Master theorem with $T(n) = 6T(n/10) + \lg^2 n$

Question

So I think this falls under case 1...but I am not sure how to formally prove that $n^{lg_{10} 6}$ is asymptotically greater than $\lg^2 n$. I tried using L'hopitals but kinda reached a dead end. Here's what i have so far

$$\lim_{n \rightarrow \infty} \frac{d(\lg^2 n)}{d(n^{\lg_{10}6})} = \frac{2 \lg n (\frac{1}{n})}{(\lg_{10}6) n ^{(\lg_{10}6) - 1}}$$

Is there some better way I can think about proving case 1?

Answer 1

Yuval Filmus pretty much showed the way in the comment above. I will just elaborate on his approach.

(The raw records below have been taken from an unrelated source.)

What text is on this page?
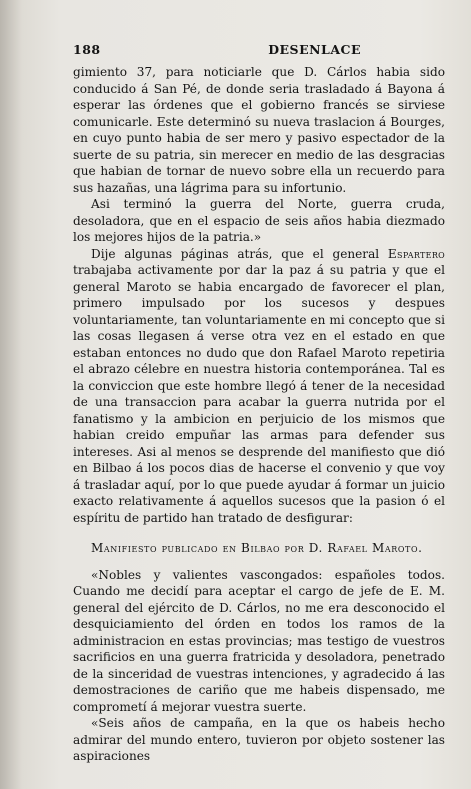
188	DESENLACE

gimiento 37, para noticiarle que D. Cárlos habia sido conducido á San Pé, de donde seria trasladado á Bayona á esperar las órdenes que el gobierno francés se sirviese comunicarle. Este determinó su nueva traslacion á Bourges, en cuyo punto habia de ser mero y pasivo espectador de la suerte de su patria, sin merecer en medio de las desgracias que habian de tornar de nuevo sobre ella un recuerdo para sus hazañas, una lágrima para su infortunio.

Asi terminó la guerra del Norte, guerra cruda, desoladora, que en el espacio de seis años habia diezmado los mejores hijos de la patria.»

Dije algunas páginas atrás, que el general Espartero trabajaba activamente por dar la paz á su patria y que el general Maroto se habia encargado de favorecer el plan, primero impulsado por los sucesos y despues voluntariamente, tan voluntariamente en mi concepto que si las cosas llegasen á verse otra vez en el estado en que estaban entonces no dudo que don Rafael Maroto repetiria el abrazo célebre en nuestra historia contemporánea. Tal es la conviccion que este hombre llegó á tener de la necesidad de una transaccion para acabar la guerra nutrida por el fanatismo y la ambicion en perjuicio de los mismos que habian creido empuñar las armas para defender sus intereses. Asi al menos se desprende del manifiesto que dió en Bilbao á los pocos dias de hacerse el convenio y que voy á trasladar aquí, por lo que puede ayudar á formar un juicio exacto relativamente á aquellos sucesos que la pasion ó el espíritu de partido han tratado de desfigurar:

Manifiesto publicado en Bilbao por D. Rafael Maroto.

«Nobles y valientes vascongados: españoles todos. Cuando me decidí para aceptar el cargo de jefe de E. M. general del ejército de D. Cárlos, no me era desconocido el desquiciamiento del órden en todos los ramos de la administracion en estas provincias; mas testigo de vuestros sacrificios en una guerra fratricida y desoladora, penetrado de la sinceridad de vuestras intenciones, y agradecido á las demostraciones de cariño que me habeis dispensado, me comprometí á mejorar vuestra suerte.

«Seis años de campaña, en la que os habeis hecho admirar del mundo entero, tuvieron por objeto sostener las aspiraciones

First, we raise both to the power lg₆10.

(n^lg₁₀6)^lg₆10 = n^{(lg₁₀6 x lg₆10)} = n

and,

(lg²n)^lg₆10 = (lg n)^{2 x lg₆10} = (lg n)^2.57

Now, taking log of both of these, we get lg(n) and 2.57xlg(lg(n)) respectively.

lg(n) is asymptotically greater than lg(lg(n)), and thus, our case is proved.